A “Definite” Connection With International Terrorism In the brave new world of the 21st century, piracy and terrorism are not always synonymous, but they are definitely connected. In recent years, terrorist groups have been seizing crews, holding them for ransom, and using the money collected to fund their terrorist operations. On 6 April 2005, ONI’s WorldWide Threat to Shipping reported that three crew members from the tug Bonggaya 91 had been kidnapped by pirates in Malaysian waters, and that the pirates were suspected to be part of the terrorist Abu Sayyaf militant group. Earlier this month (6 July), ONI reported that two of the three-crew members had been recovered – but that the third was believed to have been handed over to a different faction of Abu Sayyaf. (Indonesian military officials have stated that captives are sometimes sold by their captors to other terrorist groups to raise money.)
One of the principal goals of the U.S. Coast Guard’s Sea Marshal program is to ensure that any vessel entering any U.S. port is manned by the ship’s real crew, and not by terrorists – whose purpose might be, for example, to smash a pirated VLCC (very large crude carrier) into the Golden Gate Bridge.
This scenario is not as far-fetched as it might seem at first glance. Six years ago, the VLCC Chaumont was boarded and seized by pirates in the Indonesian waters off Singapore. The vessel wandered off course while under attack. There was no one at the helm. She was fully laden, in narrow waters – the Phillips Channel in the Singapore Strait, which is one and a half miles wide at its narrowest point.
Today, the masters of vessels transiting international waters prone to piracy face a difficult situation – one for which there is no immediate or obvious solution. The relatively small multinational crews under their command represent a major security training challenge, even after the vessel and port facility security upgrades mandated by the ISPS and by accompanying U.S. regulations. Many masters, and other ship’s officers, look with horror at theea of a general arming of the vessel’s crew. To further complicate matters, the requirement to navigate through narrow waterways, and/or the nature of the vessel or cargo being carried, may eliminate the possibility of evasive maneuvers.
In addition, calls for help if and when the ship is attacked by pirates may go unanswered – or, worse, be answered by other pirates. In an era when untold billions of dollars are being allocated to prevent additional terrorist attacks through the air, and/or – particularly since the July attacks against London’s buses and subways – on land, it seems obvious that more attention also must be paid to the possibility of terrorist attacks from the sea.

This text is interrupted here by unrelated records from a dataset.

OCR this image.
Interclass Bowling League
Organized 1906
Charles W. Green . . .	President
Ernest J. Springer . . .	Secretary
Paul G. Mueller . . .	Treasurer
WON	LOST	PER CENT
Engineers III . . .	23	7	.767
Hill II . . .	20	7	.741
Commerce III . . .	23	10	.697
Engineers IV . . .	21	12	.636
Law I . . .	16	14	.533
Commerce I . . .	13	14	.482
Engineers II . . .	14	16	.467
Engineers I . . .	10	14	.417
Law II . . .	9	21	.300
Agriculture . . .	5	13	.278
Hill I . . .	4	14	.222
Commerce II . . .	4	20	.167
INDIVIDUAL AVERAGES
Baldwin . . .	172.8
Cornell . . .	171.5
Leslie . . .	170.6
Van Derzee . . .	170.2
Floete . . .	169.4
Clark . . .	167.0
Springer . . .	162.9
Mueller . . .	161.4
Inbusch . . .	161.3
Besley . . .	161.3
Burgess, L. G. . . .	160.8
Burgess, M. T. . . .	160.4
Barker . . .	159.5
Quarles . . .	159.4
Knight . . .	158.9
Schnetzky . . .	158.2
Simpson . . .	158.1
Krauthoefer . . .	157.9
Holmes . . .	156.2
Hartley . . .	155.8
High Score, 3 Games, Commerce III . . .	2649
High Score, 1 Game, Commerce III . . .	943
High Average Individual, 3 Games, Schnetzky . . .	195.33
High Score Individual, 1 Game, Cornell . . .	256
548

The huge cargo ships and other international vessels entering U.S. ports every day of the year are vital to the continued functioning of the American economy. But those same ships represent a handy way to transport terrorists, and to carry and hide weapons of mass destruction (WMDS). Moreover, the vessels themselves can be used as WMDs, just as the commercial airliners were that smashed into the World Trade Center Towers in New York City on 11 September 2001. To many counterterrorism experts the rise in piracy over the past decade may be the first sign of a major new catastrophe waiting to happen.